Christianity would be a much more comfortable religion if we could take these two saying of Jesus, put them together, and then leave out the middle part. Then we would have something like this: “If you love me… you will one day be with my Father who is in heaven”. This would leave us free to decide for ourselves what loving Jesus involves. We could leave out the challenges with which we struggle, the parts of Jesus’ teaching which constantly test us, the commandments he puts before us, and content ourselves instead with a Jesus whom we have created for ourselves rather than the true Jesus of the Gospels who asks extraordinary things of us: to love our enemies; to forgive endlessly and wholeheartedly; to love one another as Jesus has loved us; to be perfect as God our heavenly Father is perfect.
The call of Jesus to us is daunting: if we do not experience it that way, then perhaps we have never really listened. But fortunately, Jesus does not present us with these high ideals and then leave us alone to struggle to reach them, and inevitably fail. “No” he says, “Even though I am returning to my Father I will ask him to give you another Advocate, (another supporter and helper, another champion) who will be with you forever.” This is the same promise made to Mary when she was, at the very beginning of the Gospel story, overwhelmed by what God was asking of her.

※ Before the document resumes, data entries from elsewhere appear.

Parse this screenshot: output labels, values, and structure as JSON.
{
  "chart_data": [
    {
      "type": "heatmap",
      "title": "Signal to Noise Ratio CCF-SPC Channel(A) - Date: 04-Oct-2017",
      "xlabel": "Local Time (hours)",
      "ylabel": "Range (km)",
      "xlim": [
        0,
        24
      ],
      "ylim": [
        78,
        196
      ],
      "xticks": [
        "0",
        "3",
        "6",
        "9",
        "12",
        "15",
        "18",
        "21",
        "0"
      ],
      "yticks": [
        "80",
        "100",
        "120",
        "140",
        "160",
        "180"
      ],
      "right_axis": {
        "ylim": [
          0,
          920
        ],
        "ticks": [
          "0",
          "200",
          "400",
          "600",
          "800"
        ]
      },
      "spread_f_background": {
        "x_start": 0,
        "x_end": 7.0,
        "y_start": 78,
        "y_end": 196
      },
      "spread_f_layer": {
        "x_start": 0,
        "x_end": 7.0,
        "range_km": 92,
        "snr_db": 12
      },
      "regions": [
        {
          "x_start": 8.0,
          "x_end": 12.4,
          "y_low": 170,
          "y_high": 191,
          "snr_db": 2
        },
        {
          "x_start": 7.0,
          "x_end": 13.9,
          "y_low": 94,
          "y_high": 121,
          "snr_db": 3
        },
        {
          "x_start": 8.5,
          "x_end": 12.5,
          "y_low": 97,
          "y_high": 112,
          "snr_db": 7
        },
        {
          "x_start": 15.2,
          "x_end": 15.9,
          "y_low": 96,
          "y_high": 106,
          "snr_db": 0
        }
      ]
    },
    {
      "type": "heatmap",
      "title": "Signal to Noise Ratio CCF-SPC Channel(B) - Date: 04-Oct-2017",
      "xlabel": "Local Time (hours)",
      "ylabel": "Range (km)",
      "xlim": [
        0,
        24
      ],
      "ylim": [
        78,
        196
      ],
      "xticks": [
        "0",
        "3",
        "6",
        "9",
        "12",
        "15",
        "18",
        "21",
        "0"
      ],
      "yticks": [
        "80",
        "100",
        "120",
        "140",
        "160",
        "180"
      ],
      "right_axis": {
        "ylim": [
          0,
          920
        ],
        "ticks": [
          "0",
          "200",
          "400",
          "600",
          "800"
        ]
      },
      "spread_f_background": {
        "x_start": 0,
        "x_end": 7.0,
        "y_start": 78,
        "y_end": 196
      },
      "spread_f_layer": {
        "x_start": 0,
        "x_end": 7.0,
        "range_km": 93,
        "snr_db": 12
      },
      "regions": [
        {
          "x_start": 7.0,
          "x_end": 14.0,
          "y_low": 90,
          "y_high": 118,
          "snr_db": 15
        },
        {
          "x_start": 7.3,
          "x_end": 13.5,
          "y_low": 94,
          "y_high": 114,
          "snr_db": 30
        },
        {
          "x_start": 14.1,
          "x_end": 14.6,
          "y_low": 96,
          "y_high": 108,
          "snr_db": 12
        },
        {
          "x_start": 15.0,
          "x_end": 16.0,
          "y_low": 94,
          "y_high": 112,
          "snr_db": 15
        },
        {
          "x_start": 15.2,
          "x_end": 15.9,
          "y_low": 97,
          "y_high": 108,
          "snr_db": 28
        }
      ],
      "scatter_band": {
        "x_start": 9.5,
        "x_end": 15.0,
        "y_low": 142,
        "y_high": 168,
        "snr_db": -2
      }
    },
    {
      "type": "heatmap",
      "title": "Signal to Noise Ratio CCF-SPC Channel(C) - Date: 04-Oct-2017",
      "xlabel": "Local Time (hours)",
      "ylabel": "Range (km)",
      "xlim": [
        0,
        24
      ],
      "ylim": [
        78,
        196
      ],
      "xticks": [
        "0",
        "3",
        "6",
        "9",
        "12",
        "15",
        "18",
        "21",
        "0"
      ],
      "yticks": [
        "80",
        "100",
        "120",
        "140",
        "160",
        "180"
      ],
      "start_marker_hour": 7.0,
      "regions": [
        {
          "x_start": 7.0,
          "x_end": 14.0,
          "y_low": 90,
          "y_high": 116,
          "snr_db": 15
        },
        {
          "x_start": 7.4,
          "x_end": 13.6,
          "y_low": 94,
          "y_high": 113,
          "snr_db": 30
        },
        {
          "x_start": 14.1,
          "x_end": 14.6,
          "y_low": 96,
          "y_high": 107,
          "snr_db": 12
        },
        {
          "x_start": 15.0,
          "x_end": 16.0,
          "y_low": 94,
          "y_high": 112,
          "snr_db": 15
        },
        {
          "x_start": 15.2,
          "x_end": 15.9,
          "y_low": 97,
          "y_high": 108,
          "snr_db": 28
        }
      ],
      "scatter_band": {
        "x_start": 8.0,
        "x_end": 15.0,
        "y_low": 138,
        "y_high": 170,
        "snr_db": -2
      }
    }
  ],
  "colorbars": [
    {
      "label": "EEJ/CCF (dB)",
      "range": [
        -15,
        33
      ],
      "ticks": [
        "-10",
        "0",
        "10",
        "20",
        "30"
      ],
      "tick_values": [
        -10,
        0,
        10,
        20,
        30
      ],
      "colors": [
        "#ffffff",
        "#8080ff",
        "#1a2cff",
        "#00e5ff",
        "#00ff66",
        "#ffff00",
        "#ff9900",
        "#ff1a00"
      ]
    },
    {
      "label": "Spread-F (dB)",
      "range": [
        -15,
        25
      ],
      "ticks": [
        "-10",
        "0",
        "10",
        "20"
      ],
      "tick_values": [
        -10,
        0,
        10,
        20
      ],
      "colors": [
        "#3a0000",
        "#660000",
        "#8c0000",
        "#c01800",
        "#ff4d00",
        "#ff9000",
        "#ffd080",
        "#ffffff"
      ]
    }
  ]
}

In the face of her confusion and doubt the Angel Gabriel spoke these words: The Holy Spirit will come upon you and the power of the Most High will cover you with its shadow” (Luke 1:35). It is as if the angel were saying to her, “There is no need to be afraid. God will not leave you alone as you seek to respond to his call. Through the power of his Holy Spirit he will be with you to accompany you and strengthen you. What you cannot do on your own you will be able to do as long as you remain united to him”
It was Mary’s hearing and believing of these words, and their fulfilment in her life, which enabled her to give her “yes” to God in trusting faith. Her love for her Son Jesus was indeed expressed in her life-long fidelity to him, even to the point of standing at the foot of his cross as his own love for us was also demonstrated so clearly.
The gift of the Holy Spirit which Jesus promised in today’s Gospel, the gift which Mary received with such trusting faith, the gift we will recall and celebrate in two weeks’ time at Pentecost, is a gift we have already been given at our Baptism and at our Confirmation. It is a gift of power – the power to live as Jesus lived and to love as Jesus loved. It is a gift, a power, upon which we can call at any time. Perhaps more so now than at other times it is gift we really need to embrace as we confront all the challenges, big and small, which the COVID-19 pandemic puts before us.
Yes, God does ask great things of us and he constantly calls to us to keep walking along the path of fidelity. Fortunately, God is also our Good Shepherd. If we go astray he goes looking for us until he finds us and then he brings us home. If we get tired and dispirited, he lifts us on his shoulders and carries us along. Just as the angel said to Mary so the Lord says to us, “There is no need to be afraid, I am with you – so have courage, for I have called you by your name and you are mine.”